Rehe sind sehr wählerisch bei ihrem Speiseplan, die Wiederkäuer ernähren sich überwiegend von Kräutern, Früchten und Nadelsprossen, aber auch verschiedene Beeren werden nicht verschmäht. Ein erwachsenes Reh kann eine Schulterhöhe zwischen 60 und 90 erreichen, und eine Länge zwischen 100 und 140 cm. Sie werden in der Regel ca. 15 Jahre alt. 

 

 

Der Rotfuchs !

Jetzt hat er uns entdeckt.Aber keine Angst der tut uns nichts.

Der männliche Fuchs wird Rüde genannt.

Der weibliche Fuchs heißt Fähe. 

Bis in die 70 Jahre vermutete man, dass der Fuchs ein absoluter Einzelgänger ist. Durch eine groß angelegte Studie wurde aber herausgefunden dass der Fuchs ein regelrechtes Familienleben führt. Da übernimmt auch mal die Tante, oder ein anderes weibliches Familienmitglied die Beschützerrolle. Eine Fähe bringt ca.4-6 Junge auf die Welt. Der Fuchs ist eigentlich ein Raubtier, er jagt hauptsächlich Vögel, verschiedene Nagetiere oder Kaninchen. Aber  er isst auch Beehren die im Wald wachsen. Der Fuchs wird ca. 10-15 Jahre alt. Und können ein Gewicht von ungefähr 6-10 Kilo erreichen. Ein ausgewachsener Fuchs hat eine Schulterhöhe von ca.35-40 cm.

 

Das Wildschwein !

Hier fühlen sich die Wildschweine wohl.

Die weiblichen Wildschweine, man nennt sie auch Bache, leben in einem sogenannten Harem. Das bedeutet dass sich  die Weibchen zusammen mit ihren älteren Kinder vom Vorjahr um die Frischlinge kümmert. Es ist keine Seltenheit dass die älteren Kinder auch schon Nachwuchs haben.

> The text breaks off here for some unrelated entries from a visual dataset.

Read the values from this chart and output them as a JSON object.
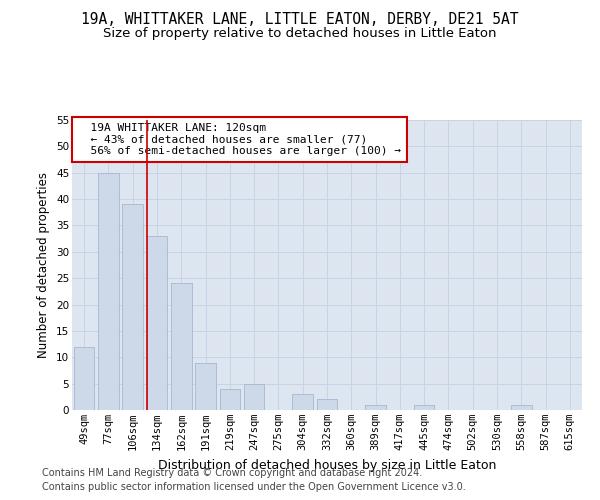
{
  "title1": "19A, WHITTAKER LANE, LITTLE EATON, DERBY, DE21 5AT",
  "title2": "Size of property relative to detached houses in Little Eaton",
  "xlabel": "Distribution of detached houses by size in Little Eaton",
  "ylabel": "Number of detached properties",
  "categories": [
    "49sqm",
    "77sqm",
    "106sqm",
    "134sqm",
    "162sqm",
    "191sqm",
    "219sqm",
    "247sqm",
    "275sqm",
    "304sqm",
    "332sqm",
    "360sqm",
    "389sqm",
    "417sqm",
    "445sqm",
    "474sqm",
    "502sqm",
    "530sqm",
    "558sqm",
    "587sqm",
    "615sqm"
  ],
  "values": [
    12,
    45,
    39,
    33,
    24,
    9,
    4,
    5,
    0,
    3,
    2,
    0,
    1,
    0,
    1,
    0,
    0,
    0,
    1,
    0,
    0
  ],
  "bar_color": "#cdd9e8",
  "bar_edgecolor": "#aabdd4",
  "redline_x": 2.57,
  "annotation_text": "  19A WHITTAKER LANE: 120sqm\n  ← 43% of detached houses are smaller (77)\n  56% of semi-detached houses are larger (100) →",
  "annotation_box_color": "#ffffff",
  "annotation_box_edgecolor": "#cc0000",
  "grid_color": "#c8d4e4",
  "background_color": "#dde5f0",
  "ylim": [
    0,
    55
  ],
  "yticks": [
    0,
    5,
    10,
    15,
    20,
    25,
    30,
    35,
    40,
    45,
    50,
    55
  ],
  "footer1": "Contains HM Land Registry data © Crown copyright and database right 2024.",
  "footer2": "Contains public sector information licensed under the Open Government Licence v3.0.",
  "title1_fontsize": 10.5,
  "title2_fontsize": 9.5,
  "xlabel_fontsize": 9,
  "ylabel_fontsize": 8.5,
  "tick_fontsize": 7.5,
  "footer_fontsize": 7,
  "annot_fontsize": 8
}
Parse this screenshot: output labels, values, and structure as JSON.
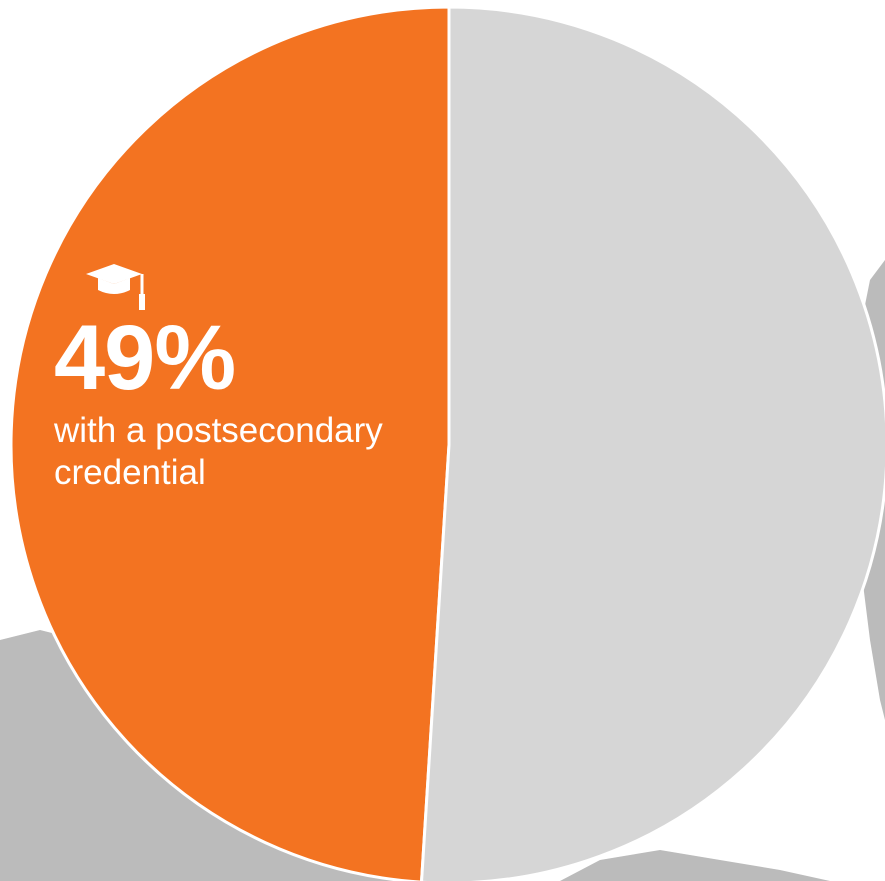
{
  "chart_data": {
    "type": "pie",
    "categories": [
      "with a postsecondary credential",
      ""
    ],
    "values": [
      49,
      51
    ],
    "colors": [
      "#F37321",
      "#D6D6D6"
    ],
    "value_label": "49%",
    "caption": "with a postsecondary credential",
    "icon": "graduation-cap-icon",
    "background_color": "#BBBBBB"
  }
}
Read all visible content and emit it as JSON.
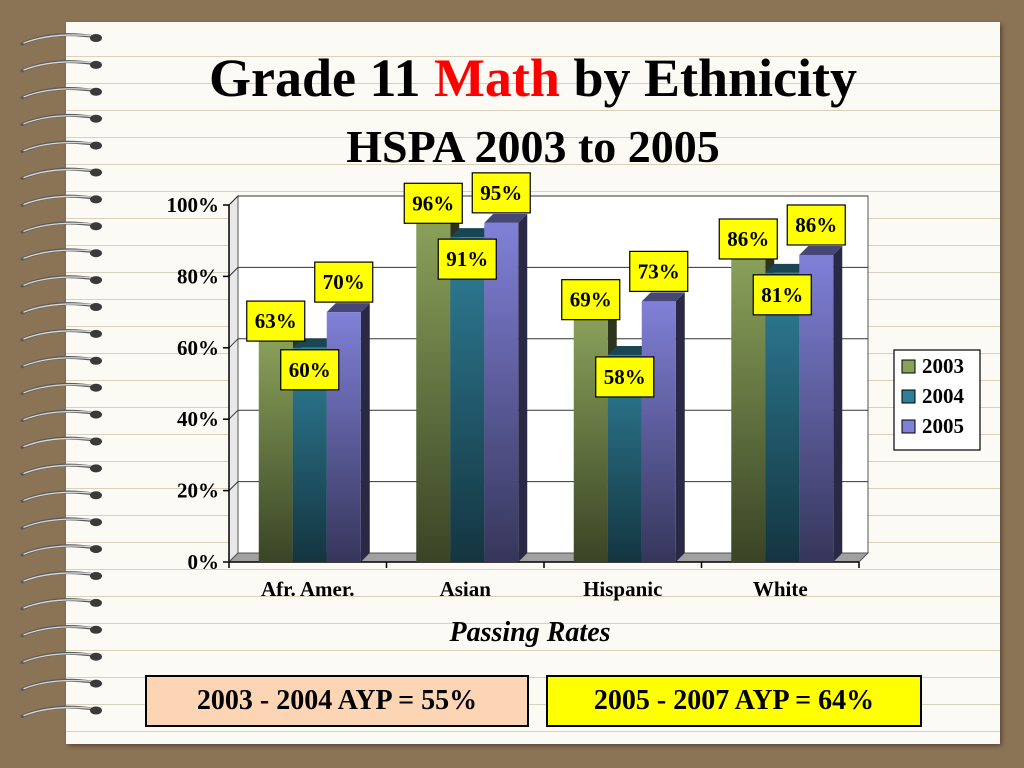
{
  "title": {
    "prefix": "Grade 11",
    "accent": "Math",
    "suffix": "by Ethnicity",
    "accent_color": "#ff0000"
  },
  "subtitle": "HSPA 2003 to 2005",
  "caption": "Passing Rates",
  "ayp_boxes": [
    {
      "text": "2003 - 2004 AYP = 55%",
      "color": "#fcd5b5"
    },
    {
      "text": "2005 - 2007 AYP = 64%",
      "color": "#ffff00"
    }
  ],
  "chart_data": {
    "type": "bar",
    "categories": [
      "Afr. Amer.",
      "Asian",
      "Hispanic",
      "White"
    ],
    "series": [
      {
        "name": "2003",
        "values": [
          63,
          96,
          69,
          86
        ],
        "labels": [
          "63%",
          "96%",
          "69%",
          "86%"
        ],
        "color": "#8aa15a"
      },
      {
        "name": "2004",
        "values": [
          60,
          91,
          58,
          81
        ],
        "labels": [
          "60%",
          "91%",
          "58%",
          "81%"
        ],
        "color": "#2f7f98"
      },
      {
        "name": "2005",
        "values": [
          70,
          95,
          73,
          86
        ],
        "labels": [
          "70%",
          "95%",
          "73%",
          "86%"
        ],
        "color": "#8080d8"
      }
    ],
    "y_ticks": [
      "0%",
      "20%",
      "40%",
      "60%",
      "80%",
      "100%"
    ],
    "ylim": [
      0,
      100
    ],
    "legend_position": "right",
    "label_box_color": "#ffff00",
    "grid": true
  }
}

Das Wildschwein ist eines der größten Tiere hier im Teckwald, es hat hier auch keinerlei natürliche Feinde mehr, denn Luchse, Bären, oder auch Wölfe gibt es hier in unserem Umkreis nicht mehr. Die Wildschweine sind Allesfresser, ernähren sich gerne von Gräsern, Kräutern, Wurzeln, Pilze, Beeren, Eicheln, Feldfrüchte, Würmer, Insekten, und Kleinsäuger.

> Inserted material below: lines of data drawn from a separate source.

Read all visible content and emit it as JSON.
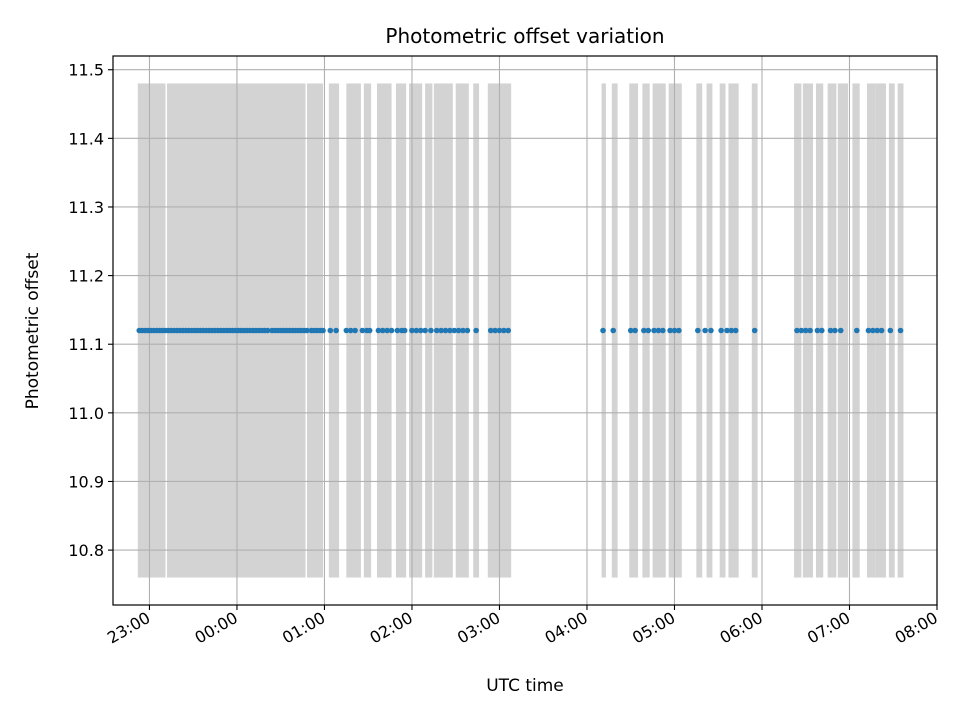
{
  "chart_data": {
    "type": "scatter",
    "title": "Photometric offset variation",
    "xlabel": "UTC time",
    "ylabel": "Photometric offset",
    "x_axis": "time (HH:MM UTC), date rotated labels",
    "xlim": [
      "22:35",
      "08:00"
    ],
    "ylim": [
      10.72,
      11.52
    ],
    "x_ticks": [
      "23:00",
      "00:00",
      "01:00",
      "02:00",
      "03:00",
      "04:00",
      "05:00",
      "06:00",
      "07:00",
      "08:00"
    ],
    "y_ticks": [
      "10.8",
      "10.9",
      "11.0",
      "11.1",
      "11.2",
      "11.3",
      "11.4",
      "11.5"
    ],
    "grid": true,
    "bands": {
      "color": "#d3d3d3",
      "y_range": [
        10.76,
        11.48
      ],
      "intervals": [
        [
          "22:52",
          "23:11"
        ],
        [
          "23:12",
          "00:47"
        ],
        [
          "00:48",
          "00:59"
        ],
        [
          "01:03",
          "01:10"
        ],
        [
          "01:15",
          "01:25"
        ],
        [
          "01:27",
          "01:32"
        ],
        [
          "01:36",
          "01:46"
        ],
        [
          "01:49",
          "01:56"
        ],
        [
          "01:58",
          "02:07"
        ],
        [
          "02:09",
          "02:14"
        ],
        [
          "02:15",
          "02:28"
        ],
        [
          "02:30",
          "02:39"
        ],
        [
          "02:42",
          "02:46"
        ],
        [
          "02:52",
          "03:08"
        ],
        [
          "04:10",
          "04:13"
        ],
        [
          "04:17",
          "04:21"
        ],
        [
          "04:29",
          "04:35"
        ],
        [
          "04:38",
          "04:43"
        ],
        [
          "04:45",
          "04:54"
        ],
        [
          "04:56",
          "05:05"
        ],
        [
          "05:15",
          "05:19"
        ],
        [
          "05:22",
          "05:26"
        ],
        [
          "05:31",
          "05:35"
        ],
        [
          "05:37",
          "05:44"
        ],
        [
          "05:53",
          "05:57"
        ],
        [
          "06:22",
          "06:27"
        ],
        [
          "06:28",
          "06:35"
        ],
        [
          "06:37",
          "06:42"
        ],
        [
          "06:45",
          "06:51"
        ],
        [
          "06:52",
          "06:59"
        ],
        [
          "07:02",
          "07:07"
        ],
        [
          "07:12",
          "07:18"
        ],
        [
          "07:18",
          "07:25"
        ],
        [
          "07:27",
          "07:31"
        ],
        [
          "07:33",
          "07:37"
        ]
      ]
    },
    "series": [
      {
        "color": "#1f77b4",
        "y_value": 11.12,
        "x": [
          "22:53",
          "22:55",
          "22:57",
          "22:59",
          "23:01",
          "23:03",
          "23:05",
          "23:07",
          "23:09",
          "23:11",
          "23:13",
          "23:15",
          "23:17",
          "23:19",
          "23:21",
          "23:23",
          "23:25",
          "23:27",
          "23:29",
          "23:31",
          "23:33",
          "23:35",
          "23:37",
          "23:39",
          "23:41",
          "23:43",
          "23:45",
          "23:47",
          "23:49",
          "23:51",
          "23:53",
          "23:55",
          "23:57",
          "23:59",
          "00:01",
          "00:03",
          "00:05",
          "00:07",
          "00:09",
          "00:11",
          "00:13",
          "00:15",
          "00:17",
          "00:19",
          "00:21",
          "00:24",
          "00:26",
          "00:28",
          "00:30",
          "00:32",
          "00:34",
          "00:36",
          "00:38",
          "00:40",
          "00:42",
          "00:44",
          "00:46",
          "00:48",
          "00:51",
          "00:53",
          "00:55",
          "00:57",
          "00:59",
          "01:04",
          "01:08",
          "01:15",
          "01:18",
          "01:21",
          "01:26",
          "01:29",
          "01:31",
          "01:37",
          "01:40",
          "01:43",
          "01:46",
          "01:50",
          "01:53",
          "01:55",
          "02:00",
          "02:03",
          "02:06",
          "02:09",
          "02:13",
          "02:17",
          "02:20",
          "02:23",
          "02:26",
          "02:29",
          "02:32",
          "02:35",
          "02:38",
          "02:44",
          "02:54",
          "02:57",
          "03:00",
          "03:03",
          "03:06",
          "04:11",
          "04:18",
          "04:30",
          "04:33",
          "04:39",
          "04:42",
          "04:46",
          "04:49",
          "04:52",
          "04:57",
          "05:00",
          "05:03",
          "05:16",
          "05:21",
          "05:25",
          "05:32",
          "05:36",
          "05:39",
          "05:42",
          "05:55",
          "06:24",
          "06:27",
          "06:30",
          "06:33",
          "06:38",
          "06:41",
          "06:47",
          "06:50",
          "06:54",
          "07:05",
          "07:13",
          "07:16",
          "07:19",
          "07:22",
          "07:28",
          "07:35"
        ]
      }
    ]
  }
}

Die männliche Wildsau, der Keiler, wird in der Regel zwischen 100 und 300 kg schwer.

Die Bache, also die weibliche Wildsau, wird immerhin zwischen 100 und 170 kg schwer.

Bei so einem hohen Gewicht ist es recht beachtlich dass die Wildschweine durchaus 50 km pro Stunde rennen können. 

In der freien Natur wird das Wildschwein ca. 20 Jahre alt.